Clinical trials and meta-analyses have established that ARBs provide cardiovascular and renal protection comparable to other effective antihypertensive strategies in many settings, with some variability across populations and specific drugs. Trials such as ONTARGET compared an ARB with an ACE inhibitor and found similar cardiovascular outcomes, while combination therapy with both classes increased adverse events and did not improve outcomes. This has helped shape guideline recommendations against routine combination RAAS blockade.

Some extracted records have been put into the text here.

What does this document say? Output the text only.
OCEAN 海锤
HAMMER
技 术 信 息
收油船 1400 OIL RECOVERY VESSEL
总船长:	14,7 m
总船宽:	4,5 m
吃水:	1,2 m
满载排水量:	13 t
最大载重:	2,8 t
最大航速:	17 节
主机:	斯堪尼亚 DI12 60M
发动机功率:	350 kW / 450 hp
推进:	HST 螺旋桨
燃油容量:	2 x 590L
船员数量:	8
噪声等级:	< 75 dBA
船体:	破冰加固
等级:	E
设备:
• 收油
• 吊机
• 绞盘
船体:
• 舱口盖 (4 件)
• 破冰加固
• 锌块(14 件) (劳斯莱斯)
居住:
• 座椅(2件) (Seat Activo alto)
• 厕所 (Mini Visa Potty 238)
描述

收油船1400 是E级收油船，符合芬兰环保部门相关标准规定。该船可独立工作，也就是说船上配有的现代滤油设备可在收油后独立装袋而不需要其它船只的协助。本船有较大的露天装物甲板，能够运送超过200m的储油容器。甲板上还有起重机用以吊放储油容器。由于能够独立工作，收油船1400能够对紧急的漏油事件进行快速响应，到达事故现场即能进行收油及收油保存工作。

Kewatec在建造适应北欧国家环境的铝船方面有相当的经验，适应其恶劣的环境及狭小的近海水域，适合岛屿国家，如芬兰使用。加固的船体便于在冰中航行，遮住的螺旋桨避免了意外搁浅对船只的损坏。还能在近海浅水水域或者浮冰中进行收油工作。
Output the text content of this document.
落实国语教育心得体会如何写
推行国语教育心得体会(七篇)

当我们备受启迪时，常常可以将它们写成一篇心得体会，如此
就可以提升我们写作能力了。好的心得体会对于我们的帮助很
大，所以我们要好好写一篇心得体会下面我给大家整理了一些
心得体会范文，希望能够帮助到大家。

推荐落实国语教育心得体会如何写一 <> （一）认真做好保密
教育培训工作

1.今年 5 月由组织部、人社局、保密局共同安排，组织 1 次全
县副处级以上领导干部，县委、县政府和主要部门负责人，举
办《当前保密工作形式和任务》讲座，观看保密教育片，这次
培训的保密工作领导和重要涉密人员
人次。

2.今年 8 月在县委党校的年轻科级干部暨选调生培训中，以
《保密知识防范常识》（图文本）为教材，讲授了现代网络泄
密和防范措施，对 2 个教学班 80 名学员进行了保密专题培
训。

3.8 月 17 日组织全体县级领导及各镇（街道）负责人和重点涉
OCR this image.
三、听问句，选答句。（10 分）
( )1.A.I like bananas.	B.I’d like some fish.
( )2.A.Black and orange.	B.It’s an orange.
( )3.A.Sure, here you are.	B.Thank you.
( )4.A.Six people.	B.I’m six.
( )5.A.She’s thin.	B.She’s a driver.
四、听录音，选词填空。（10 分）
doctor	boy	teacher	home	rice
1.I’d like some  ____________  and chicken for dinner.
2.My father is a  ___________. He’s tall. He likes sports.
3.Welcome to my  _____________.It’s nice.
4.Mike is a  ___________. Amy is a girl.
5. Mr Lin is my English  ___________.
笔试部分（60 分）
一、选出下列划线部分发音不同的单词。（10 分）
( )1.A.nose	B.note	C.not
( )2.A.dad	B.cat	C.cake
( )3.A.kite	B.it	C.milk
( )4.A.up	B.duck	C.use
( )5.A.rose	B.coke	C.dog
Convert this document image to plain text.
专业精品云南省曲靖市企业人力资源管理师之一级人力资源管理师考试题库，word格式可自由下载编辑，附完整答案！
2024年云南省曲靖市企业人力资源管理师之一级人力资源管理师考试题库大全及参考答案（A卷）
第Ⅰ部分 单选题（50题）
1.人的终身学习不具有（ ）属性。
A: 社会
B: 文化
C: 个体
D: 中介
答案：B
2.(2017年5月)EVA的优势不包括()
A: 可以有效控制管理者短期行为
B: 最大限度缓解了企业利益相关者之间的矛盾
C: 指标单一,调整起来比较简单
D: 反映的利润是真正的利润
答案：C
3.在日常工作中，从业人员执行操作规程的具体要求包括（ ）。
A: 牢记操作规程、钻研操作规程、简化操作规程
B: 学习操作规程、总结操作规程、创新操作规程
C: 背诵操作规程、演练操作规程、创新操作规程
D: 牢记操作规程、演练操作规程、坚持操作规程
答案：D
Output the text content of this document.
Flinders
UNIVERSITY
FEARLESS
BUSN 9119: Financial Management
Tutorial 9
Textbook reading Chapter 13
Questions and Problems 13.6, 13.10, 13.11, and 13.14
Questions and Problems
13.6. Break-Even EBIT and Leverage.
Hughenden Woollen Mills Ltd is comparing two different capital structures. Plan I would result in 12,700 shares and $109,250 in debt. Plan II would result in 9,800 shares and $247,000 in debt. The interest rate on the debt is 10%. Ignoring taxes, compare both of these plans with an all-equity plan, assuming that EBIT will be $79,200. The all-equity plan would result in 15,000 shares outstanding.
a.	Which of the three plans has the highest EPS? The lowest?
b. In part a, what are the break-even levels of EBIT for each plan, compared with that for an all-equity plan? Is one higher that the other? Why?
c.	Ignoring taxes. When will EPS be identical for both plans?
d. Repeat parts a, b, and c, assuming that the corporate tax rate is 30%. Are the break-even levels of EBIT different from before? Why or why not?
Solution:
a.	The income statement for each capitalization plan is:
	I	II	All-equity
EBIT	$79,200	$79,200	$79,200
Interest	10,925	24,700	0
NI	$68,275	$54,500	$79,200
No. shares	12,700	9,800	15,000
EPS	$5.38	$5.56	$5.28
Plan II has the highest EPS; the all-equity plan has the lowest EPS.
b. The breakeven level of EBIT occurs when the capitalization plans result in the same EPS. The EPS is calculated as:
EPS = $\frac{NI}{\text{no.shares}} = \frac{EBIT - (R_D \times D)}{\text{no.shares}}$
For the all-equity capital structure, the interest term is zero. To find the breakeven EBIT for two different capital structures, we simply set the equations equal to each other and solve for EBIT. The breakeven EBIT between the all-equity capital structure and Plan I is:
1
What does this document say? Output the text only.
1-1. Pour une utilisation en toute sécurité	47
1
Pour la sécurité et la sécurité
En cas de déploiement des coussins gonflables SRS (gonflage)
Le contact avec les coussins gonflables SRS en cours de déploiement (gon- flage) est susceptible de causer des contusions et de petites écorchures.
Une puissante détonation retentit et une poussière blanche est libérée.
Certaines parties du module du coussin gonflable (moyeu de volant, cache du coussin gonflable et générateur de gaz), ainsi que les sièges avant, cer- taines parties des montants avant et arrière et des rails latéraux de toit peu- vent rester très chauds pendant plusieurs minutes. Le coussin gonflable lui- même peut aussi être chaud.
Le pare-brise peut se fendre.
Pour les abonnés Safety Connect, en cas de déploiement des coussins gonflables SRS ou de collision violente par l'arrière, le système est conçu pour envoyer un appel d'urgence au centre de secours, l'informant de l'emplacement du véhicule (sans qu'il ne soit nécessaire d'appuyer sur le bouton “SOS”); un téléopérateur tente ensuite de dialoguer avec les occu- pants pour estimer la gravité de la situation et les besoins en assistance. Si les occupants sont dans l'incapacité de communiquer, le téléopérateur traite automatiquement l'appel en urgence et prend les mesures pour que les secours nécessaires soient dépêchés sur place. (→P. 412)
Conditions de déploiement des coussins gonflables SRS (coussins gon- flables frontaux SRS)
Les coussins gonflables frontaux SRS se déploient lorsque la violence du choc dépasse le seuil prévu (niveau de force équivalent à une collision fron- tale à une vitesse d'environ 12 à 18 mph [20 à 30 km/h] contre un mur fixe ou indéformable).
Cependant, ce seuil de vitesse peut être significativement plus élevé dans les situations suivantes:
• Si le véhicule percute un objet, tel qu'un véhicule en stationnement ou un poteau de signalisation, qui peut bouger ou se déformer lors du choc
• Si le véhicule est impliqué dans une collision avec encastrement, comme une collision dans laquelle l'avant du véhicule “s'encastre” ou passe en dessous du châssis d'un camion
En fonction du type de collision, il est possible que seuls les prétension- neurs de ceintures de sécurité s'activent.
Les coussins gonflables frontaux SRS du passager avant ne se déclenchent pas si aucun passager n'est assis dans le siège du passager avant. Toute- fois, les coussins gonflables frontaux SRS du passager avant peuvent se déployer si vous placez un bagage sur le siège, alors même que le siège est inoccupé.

In practice, the choice between ARBs and ACE inhibitors often centers on tolerability and patient preference. For patients who experience cough or angioedema with an ACE inhibitor, an ARB offers a well-supported alternative with substantial protective effects. For certain high-risk scenarios—such as post-MMI LV remodeling—some clinicians may favor ACE inhibitors based on trial data in specific subgroups, though ARBs remain a strong option when ACE inhibitors are not tolerated.

From a policy and cost perspective, the widening availability of generic ARBs supports access to effective therapy at a lower ongoing cost, a factor that matters for health systems emphasizing value-based care and for patients managing out-of-pocket expenses.

History and development

The RAAS-blocking strategy emerged as researchers identified how angiotensin II promotes vasoconstriction, sodium retention, and tissue remodeling. The first ARB to reach widespread clinical use was developed in the 1990s, with subsequent agents introduced over the following decades. The class has since become a mainstay in guidelines for hypertension and kidney protection, balancing efficacy with a favorable tolerability profile.